Our cooking school is our pride and joy. It gives us the perfect platform to share with you, our love and joy of this fantastic "cucina". Each course will have a maximum of 6 students, so everyone will get plenty of opportunity to get to know all the secrets of real "mamma" cooking. All courses are taught in english.
Our kitchen is very seasonal - we take great pride in using the best produce from our local terroir. Once spring comes we are very excited about all the new produce in the markets - freshly podded peas, broad beans, agretti, small beets and the wild asparagus from the forests - summer sees the arrival of home grown heirloom tomatoes in all shape and sizes, zucchini and lots of fragrant herbs. In the cooler months of fall and winter we cook with all the tasty game form the forest, pumpkin, cavolo nero, chestnuts and mush rooms - the style of cooking is getting heavier and more comforting. In general or way of cooking has its roots in the flavoursome and rustic country cooking.

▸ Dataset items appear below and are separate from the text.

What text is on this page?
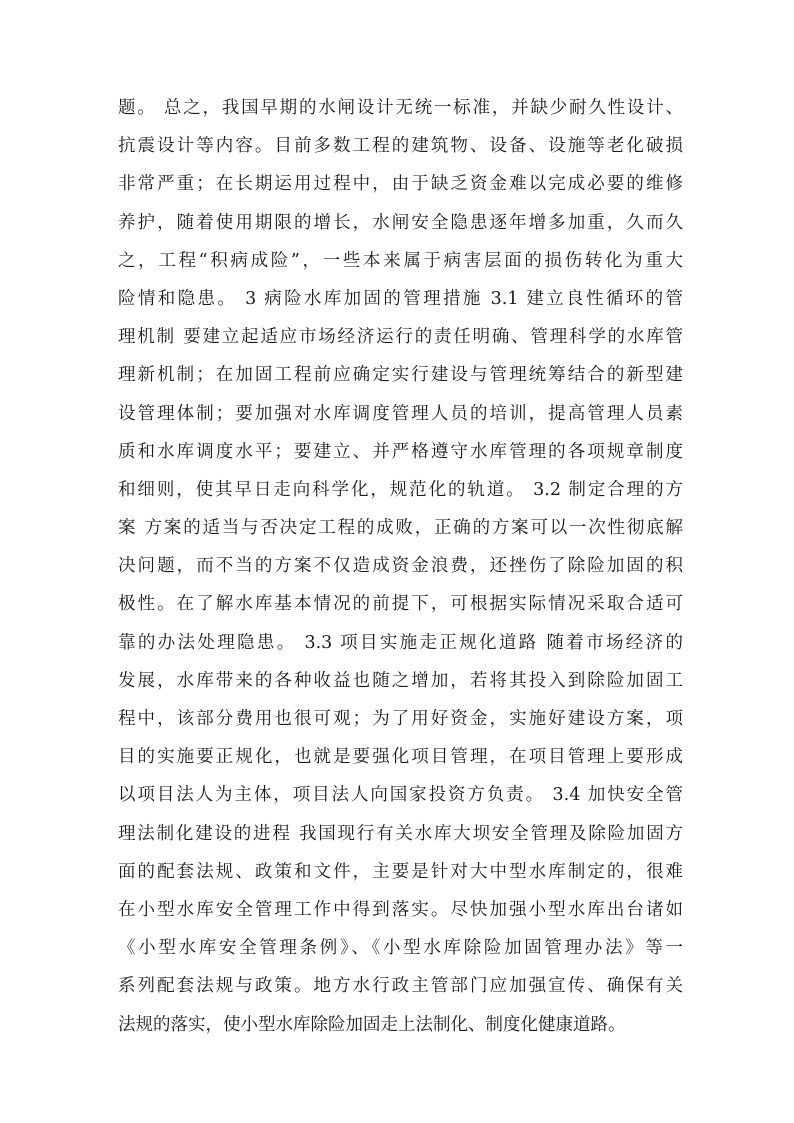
题。 总之，我国早期的水闸设计无统一标准，并缺少耐久性设计、
抗震设计等内容。目前多数工程的建筑物、设备、设施等老化破损
非常严重；在长期运用过程中，由于缺乏资金难以完成必要的维修
养护，随着使用期限的增长，水闸安全隐患逐年增多加重，久而久
之，工程“积病成险”，一些本来属于病害层面的损伤转化为重大
险情和隐患。 3 病险水库加固的管理措施 3.1 建立良性循环的管
理机制 要建立起适应市场经济运行的责任明确、管理科学的水库管
理新机制；在加固工程前应确定实行建设与管理统筹结合的新型建
设管理体制；要加强对水库调度管理人员的培训，提高管理人员素
质和水库调度水平；要建立、并严格遵守水库管理的各项规章制度
和细则，使其早日走向科学化，规范化的轨道。 3.2 制定合理的方
案 方案的适当与否决定工程的成败，正确的方案可以一次性彻底解
决问题，而不当的方案不仅造成资金浪费，还挫伤了除险加固的积
极性。在了解水库基本情况的前提下，可根据实际情况采取合适可
靠的办法处理隐患。 3.3 项目实施走正规化道路 随着市场经济的
发展，水库带来的各种收益也随之增加，若将其投入到除险加固工
程中，该部分费用也很可观；为了用好资金，实施好建设方案，项
目的实施要正规化，也就是要强化项目管理，在项目管理上要形成
以项目法人为主体，项目法人向国家投资方负责。 3.4 加快安全管
理法制化建设的进程 我国现行有关水库大坝安全管理及除险加固方
面的配套法规、政策和文件，主要是针对大中型水库制定的，很难
在小型水库安全管理工作中得到落实。尽快加强小型水库出台诸如
《小型水库安全管理条例》、《小型水库除险加固管理办法》等一
系列配套法规与政策。地方水行政主管部门应加强宣传、确保有关
法规的落实，使小型水库除险加固走上法制化、制度化健康道路。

We always enjoy looking over the shoulder of a true mamma, trying to capture some of the secrets - once back in the kitchen - we take advantage of these secrets and prepare classical dishes, but with a slightly modern twist.
In our calendar, you will find cooking courses planned all through the year - they are all have different themes and durations, but we are also happy to arrange courses to suit your time and ideas. Be it a one-day cooking lesson or a weekend stay with 2-3 lessons, visits to local producers of wine and true italian foods or a guided visit to the market. Please do not hesitate to contact us for any questions or special wishes, or if you like to receive a more detailed program for any of the courses already listed in the calendar.
Our goal with the cooking school is to give you a better in-sight into the wonderful world of Italian food, give you great ideas and tips for the everyday cooking at home, easier work routines in the kitchen and last but not least - to show you the joy of a good, honest home cooked meal.